On Monday, Stephen Colbert welcomed the return of his The Late Show audience at the Ed Sullivan Theater for the first time since the pandemic forced late-night hosts to crowd-less, distanced, and at-home productions. Because it had been 460 days since Colbert performed in front of a crowd, the episode had the feeling of a big party: his in-house bandleader Jon Baptiste played a new song, Colbert’s wife Evie briefly appeared onstage to address the crowd, and there was a segment set to “Tequila” which found the host dancing with people in costume as vaccine syringes. Also, like all big celebrations, the show featured Colbert’s old boss Jon Stewart ranting about why COVID-19 was made in a lab, a theory that’s been long championed by President Trump and the right-wing.
Stewart, who is gearing up to debut his new Apple TV+ show The Problem with Jon Stewart and has been tweeting things like “Dasani is the Arbys of water,” was Colbert’s final guest. You would assume, considering the circumstances, that this would be a standard late night TV chat between two friends. Not so: Jon Stewart wanted to talk about the lab leak theory. “I think we owe a great debt of gratitude to science,” Stewart said, “Science has, in many ways, helped ease the suffering of this pandemic...which was more than likely caused by science.”
Part unworkshopped bit, part monologue from Steve Bannon’s podcast War Room: Pandemic, Stewart’s jokes made Colbert visibly uncomfortable. The host asked Stewart if he really believed it’s possible the pandemic started in a lab. “A chance?” Stewart said. “Oh my God, there’s a novel respiratory coronavirus overtaking Wuhan, China. You know who we could ask? The Wuhan novel respiratory coronavirus lab.’ The disease is the same name as the lab. That’s just a little too weird.” Stewart continued the bit. “There’s been an outbreak of chocolaty goodness near Hershey, Pa. What do you think happened?” he said. “Maybe a steam shovel mated with a cocoa bean?” Or it’s the fucking chocolate factory! Maybe that’s it?” (While a joke, it ignores that “virology labs tend to specialize in the viruses around them,” as Vincent Munster, a virologist at Montana’s Rocky Mountain Laboratories pointed out in Nature.)

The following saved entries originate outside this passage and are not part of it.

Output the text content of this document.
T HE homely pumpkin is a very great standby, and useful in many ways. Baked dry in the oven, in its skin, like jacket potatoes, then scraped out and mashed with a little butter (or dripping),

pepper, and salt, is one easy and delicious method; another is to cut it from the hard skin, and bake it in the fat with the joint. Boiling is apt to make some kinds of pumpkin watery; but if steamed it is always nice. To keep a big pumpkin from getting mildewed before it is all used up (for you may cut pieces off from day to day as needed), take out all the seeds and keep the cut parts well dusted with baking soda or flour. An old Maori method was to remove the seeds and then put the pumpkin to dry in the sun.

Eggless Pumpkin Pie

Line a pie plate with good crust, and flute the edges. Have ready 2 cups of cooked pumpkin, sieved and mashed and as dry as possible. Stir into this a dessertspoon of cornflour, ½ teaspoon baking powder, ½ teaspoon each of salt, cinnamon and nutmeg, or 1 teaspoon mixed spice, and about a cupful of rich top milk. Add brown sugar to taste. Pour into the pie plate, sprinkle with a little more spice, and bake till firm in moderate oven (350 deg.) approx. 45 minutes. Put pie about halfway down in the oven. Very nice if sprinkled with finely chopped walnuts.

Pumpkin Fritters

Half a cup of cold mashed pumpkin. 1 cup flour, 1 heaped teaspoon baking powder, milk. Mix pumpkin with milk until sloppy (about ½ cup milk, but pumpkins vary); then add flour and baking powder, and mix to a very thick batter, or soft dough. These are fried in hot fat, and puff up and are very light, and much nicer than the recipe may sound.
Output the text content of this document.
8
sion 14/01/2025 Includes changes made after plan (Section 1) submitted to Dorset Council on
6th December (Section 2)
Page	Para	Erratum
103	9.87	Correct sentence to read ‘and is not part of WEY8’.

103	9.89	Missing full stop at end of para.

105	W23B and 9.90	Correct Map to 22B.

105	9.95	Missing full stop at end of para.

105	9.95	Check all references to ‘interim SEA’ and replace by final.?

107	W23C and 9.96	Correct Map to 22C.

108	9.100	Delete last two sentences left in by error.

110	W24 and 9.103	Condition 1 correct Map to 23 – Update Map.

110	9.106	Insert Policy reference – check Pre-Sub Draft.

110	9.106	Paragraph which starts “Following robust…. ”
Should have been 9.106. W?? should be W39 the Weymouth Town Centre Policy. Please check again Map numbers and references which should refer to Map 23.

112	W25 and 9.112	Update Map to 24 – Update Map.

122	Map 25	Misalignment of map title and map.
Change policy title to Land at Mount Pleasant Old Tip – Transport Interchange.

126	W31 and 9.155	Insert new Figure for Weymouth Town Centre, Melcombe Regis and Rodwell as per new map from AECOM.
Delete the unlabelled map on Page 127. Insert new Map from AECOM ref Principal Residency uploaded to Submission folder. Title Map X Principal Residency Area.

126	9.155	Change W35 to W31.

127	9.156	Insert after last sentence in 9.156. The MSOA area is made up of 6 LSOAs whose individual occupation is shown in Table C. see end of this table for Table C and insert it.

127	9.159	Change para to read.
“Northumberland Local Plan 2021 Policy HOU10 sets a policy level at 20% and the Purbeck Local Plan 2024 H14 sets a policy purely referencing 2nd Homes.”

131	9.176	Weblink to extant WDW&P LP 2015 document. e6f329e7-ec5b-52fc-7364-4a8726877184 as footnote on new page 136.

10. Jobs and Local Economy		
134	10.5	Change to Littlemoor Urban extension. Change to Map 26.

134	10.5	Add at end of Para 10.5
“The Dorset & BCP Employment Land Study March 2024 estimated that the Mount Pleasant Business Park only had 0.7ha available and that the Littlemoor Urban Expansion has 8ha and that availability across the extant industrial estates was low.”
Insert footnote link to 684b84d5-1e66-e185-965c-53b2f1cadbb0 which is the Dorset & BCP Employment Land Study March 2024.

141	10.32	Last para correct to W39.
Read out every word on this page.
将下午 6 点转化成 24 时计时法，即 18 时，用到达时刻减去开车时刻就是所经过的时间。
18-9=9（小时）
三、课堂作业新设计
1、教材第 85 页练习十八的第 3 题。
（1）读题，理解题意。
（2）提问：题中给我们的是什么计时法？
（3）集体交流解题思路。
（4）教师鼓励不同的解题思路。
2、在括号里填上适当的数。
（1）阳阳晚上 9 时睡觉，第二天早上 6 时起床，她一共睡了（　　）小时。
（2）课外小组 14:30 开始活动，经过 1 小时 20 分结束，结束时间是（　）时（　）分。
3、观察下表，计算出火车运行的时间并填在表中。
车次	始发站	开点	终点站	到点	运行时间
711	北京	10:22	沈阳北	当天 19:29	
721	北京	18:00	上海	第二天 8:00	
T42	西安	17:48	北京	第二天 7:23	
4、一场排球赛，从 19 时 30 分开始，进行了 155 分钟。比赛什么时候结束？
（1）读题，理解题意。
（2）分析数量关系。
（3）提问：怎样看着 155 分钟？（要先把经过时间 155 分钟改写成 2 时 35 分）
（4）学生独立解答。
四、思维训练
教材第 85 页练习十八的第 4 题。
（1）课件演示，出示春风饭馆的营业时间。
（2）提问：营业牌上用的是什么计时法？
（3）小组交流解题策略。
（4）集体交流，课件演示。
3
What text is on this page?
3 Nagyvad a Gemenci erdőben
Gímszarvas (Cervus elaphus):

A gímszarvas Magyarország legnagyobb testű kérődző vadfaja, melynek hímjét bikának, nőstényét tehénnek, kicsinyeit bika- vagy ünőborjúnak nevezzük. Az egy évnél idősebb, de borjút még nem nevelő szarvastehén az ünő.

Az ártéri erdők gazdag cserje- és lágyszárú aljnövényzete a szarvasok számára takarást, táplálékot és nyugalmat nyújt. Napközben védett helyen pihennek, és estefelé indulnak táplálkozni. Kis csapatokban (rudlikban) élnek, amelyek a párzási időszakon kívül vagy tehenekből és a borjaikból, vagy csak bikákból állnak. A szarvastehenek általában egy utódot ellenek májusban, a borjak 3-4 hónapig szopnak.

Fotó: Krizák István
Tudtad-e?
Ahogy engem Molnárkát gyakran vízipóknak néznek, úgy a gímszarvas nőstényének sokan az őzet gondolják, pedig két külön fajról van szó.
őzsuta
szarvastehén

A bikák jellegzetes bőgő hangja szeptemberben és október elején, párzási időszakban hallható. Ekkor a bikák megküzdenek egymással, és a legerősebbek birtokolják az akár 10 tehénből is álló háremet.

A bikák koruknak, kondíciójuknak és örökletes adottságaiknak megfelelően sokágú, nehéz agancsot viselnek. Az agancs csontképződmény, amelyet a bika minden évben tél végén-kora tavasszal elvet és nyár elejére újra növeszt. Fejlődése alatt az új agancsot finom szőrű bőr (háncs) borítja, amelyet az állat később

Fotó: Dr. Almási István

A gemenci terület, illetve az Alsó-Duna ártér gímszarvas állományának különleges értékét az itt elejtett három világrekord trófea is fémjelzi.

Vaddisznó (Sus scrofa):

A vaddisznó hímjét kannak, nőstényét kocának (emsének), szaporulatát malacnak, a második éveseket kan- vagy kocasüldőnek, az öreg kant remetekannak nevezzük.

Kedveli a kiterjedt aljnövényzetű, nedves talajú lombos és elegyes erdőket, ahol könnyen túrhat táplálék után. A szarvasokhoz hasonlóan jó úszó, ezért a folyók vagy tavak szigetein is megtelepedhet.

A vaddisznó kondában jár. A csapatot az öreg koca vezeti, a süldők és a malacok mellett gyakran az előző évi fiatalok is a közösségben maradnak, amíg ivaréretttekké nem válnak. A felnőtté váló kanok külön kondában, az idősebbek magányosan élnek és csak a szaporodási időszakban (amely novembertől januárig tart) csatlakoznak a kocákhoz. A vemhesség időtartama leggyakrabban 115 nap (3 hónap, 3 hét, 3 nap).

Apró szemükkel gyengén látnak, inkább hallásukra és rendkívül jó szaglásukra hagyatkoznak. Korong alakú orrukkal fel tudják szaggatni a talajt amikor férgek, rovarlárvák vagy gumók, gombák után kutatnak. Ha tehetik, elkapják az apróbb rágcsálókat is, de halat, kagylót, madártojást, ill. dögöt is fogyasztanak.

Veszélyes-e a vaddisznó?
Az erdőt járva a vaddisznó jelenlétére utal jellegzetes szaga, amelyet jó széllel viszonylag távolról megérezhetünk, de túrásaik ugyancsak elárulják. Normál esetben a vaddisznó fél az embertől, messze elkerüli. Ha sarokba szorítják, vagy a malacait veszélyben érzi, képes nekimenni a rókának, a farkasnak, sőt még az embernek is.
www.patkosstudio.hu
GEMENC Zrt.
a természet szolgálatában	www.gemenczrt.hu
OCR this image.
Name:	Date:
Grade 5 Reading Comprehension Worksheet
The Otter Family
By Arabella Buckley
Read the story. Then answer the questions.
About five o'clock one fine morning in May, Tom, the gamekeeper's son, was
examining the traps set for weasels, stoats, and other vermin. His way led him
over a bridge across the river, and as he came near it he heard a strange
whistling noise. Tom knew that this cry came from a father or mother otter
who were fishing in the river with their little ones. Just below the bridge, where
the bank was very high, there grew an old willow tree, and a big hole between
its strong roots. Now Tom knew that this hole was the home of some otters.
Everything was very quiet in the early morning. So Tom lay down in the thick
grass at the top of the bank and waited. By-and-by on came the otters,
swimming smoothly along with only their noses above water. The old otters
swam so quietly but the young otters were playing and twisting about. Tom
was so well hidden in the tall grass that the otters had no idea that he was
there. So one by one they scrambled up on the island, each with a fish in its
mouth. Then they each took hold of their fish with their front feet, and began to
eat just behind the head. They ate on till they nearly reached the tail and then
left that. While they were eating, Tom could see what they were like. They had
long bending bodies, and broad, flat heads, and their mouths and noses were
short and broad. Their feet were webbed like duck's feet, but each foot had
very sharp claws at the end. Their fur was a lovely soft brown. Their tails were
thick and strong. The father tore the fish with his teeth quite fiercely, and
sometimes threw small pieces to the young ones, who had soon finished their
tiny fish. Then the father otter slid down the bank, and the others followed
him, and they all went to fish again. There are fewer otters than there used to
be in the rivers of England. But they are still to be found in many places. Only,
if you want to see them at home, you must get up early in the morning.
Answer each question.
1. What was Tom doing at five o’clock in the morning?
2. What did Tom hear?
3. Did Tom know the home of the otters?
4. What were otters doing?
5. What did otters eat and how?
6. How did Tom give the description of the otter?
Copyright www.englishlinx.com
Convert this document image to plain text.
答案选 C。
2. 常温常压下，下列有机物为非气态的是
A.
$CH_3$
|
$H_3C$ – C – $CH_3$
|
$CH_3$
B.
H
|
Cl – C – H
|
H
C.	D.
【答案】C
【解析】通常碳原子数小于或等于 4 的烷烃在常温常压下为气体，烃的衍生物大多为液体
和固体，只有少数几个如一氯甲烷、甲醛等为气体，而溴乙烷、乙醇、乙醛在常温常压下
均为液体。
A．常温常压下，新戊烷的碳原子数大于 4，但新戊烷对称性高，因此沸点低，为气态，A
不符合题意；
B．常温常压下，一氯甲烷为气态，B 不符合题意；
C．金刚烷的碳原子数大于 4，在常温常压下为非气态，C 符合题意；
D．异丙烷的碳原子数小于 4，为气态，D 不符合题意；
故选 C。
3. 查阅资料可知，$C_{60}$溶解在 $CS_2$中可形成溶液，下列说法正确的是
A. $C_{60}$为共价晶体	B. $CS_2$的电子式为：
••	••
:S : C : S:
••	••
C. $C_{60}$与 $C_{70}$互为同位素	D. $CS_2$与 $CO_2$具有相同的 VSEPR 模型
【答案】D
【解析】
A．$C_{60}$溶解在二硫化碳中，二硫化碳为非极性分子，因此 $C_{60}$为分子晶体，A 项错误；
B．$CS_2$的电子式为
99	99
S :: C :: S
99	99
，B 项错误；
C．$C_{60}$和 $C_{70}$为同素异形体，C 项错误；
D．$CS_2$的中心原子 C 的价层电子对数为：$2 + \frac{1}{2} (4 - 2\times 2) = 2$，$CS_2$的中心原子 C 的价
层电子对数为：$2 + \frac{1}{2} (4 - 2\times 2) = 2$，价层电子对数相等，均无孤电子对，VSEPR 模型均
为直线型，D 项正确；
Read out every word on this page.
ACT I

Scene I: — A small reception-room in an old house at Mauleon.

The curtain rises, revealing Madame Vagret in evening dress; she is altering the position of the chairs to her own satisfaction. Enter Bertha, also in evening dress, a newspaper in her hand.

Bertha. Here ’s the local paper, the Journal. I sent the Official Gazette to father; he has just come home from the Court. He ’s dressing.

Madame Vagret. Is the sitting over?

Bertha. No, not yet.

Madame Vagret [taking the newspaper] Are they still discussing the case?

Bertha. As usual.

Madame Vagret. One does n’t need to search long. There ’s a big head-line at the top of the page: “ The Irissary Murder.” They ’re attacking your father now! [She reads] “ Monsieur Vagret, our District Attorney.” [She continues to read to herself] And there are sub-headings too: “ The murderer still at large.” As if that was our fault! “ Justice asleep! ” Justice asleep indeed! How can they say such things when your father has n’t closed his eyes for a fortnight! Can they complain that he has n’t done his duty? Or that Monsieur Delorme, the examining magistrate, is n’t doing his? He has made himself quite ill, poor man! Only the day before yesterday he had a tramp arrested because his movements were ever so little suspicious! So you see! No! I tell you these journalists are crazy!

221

At one point, Colbert, clearly flustered, joked: “How long have you worked for Sen. Ron Johnson?” Had this segment been filmed without a studio audience peppering the jokes with tempered and slightly awkward laughs, it would’ve been a total trainwreck. But there’s something off about simplifying the extremely complex and still-unsolved origins of the pandemic for bits and ending up parroting the opinion of folks like President Donald Trump that feels off. A March paper from the World Health Organization stated that a possible lab leak was “extremely unlikely,” though a group of 18 scientists published an open letter in Science this May calling for further investigation in both “accidental release from a lab and zoonotic spillover.”
There’s clearly more research that needs to be done and the origins of the pandemic is not yet a clear-cut case, despite what partisan pundits want you to think. But that didn’t stop lab leak theory adherents and prominent conservatives from jumping on Stewart’s routine. “Jon Stewart is right about the Wuhan lab—even if he's 18 months late,” said Sen. Tom Cotton, an Arkansas Republican, in a tweet. “First Bill Maher, now Jon Stewart in a moment of unrestrained honesty,” said former Gov. Mike Huckabee, a frequent target of Stewart’s comedy on The Daily Show. “These are the kind of liberals we used to have in America. They did their own thinking, believed in free speech, [and] took on anyone & everyone.” Even QAnon supporters loved the segment. “[Jon Stewart] is woke and on our side,” said a popular Telegram account in screencaps uncovered by disinformation researcher Mike Rothschild.
Stewart has every right to his opinion, as well as a right to test out material on his buddy’s late night show. But for someone who’s spent so much of his career unpacking the right’s blatant hypocrisy and craven political footballing, he should not be shocked that the same long standing targets of his humor co-opted his bits for their own agenda. While Stewart is a comedian not an epidemiologist or a virologist and he’s reminded critics of this fact throughout his career, if his return to the spotlight becomes fodder for the right to punch left, what good are his jokes?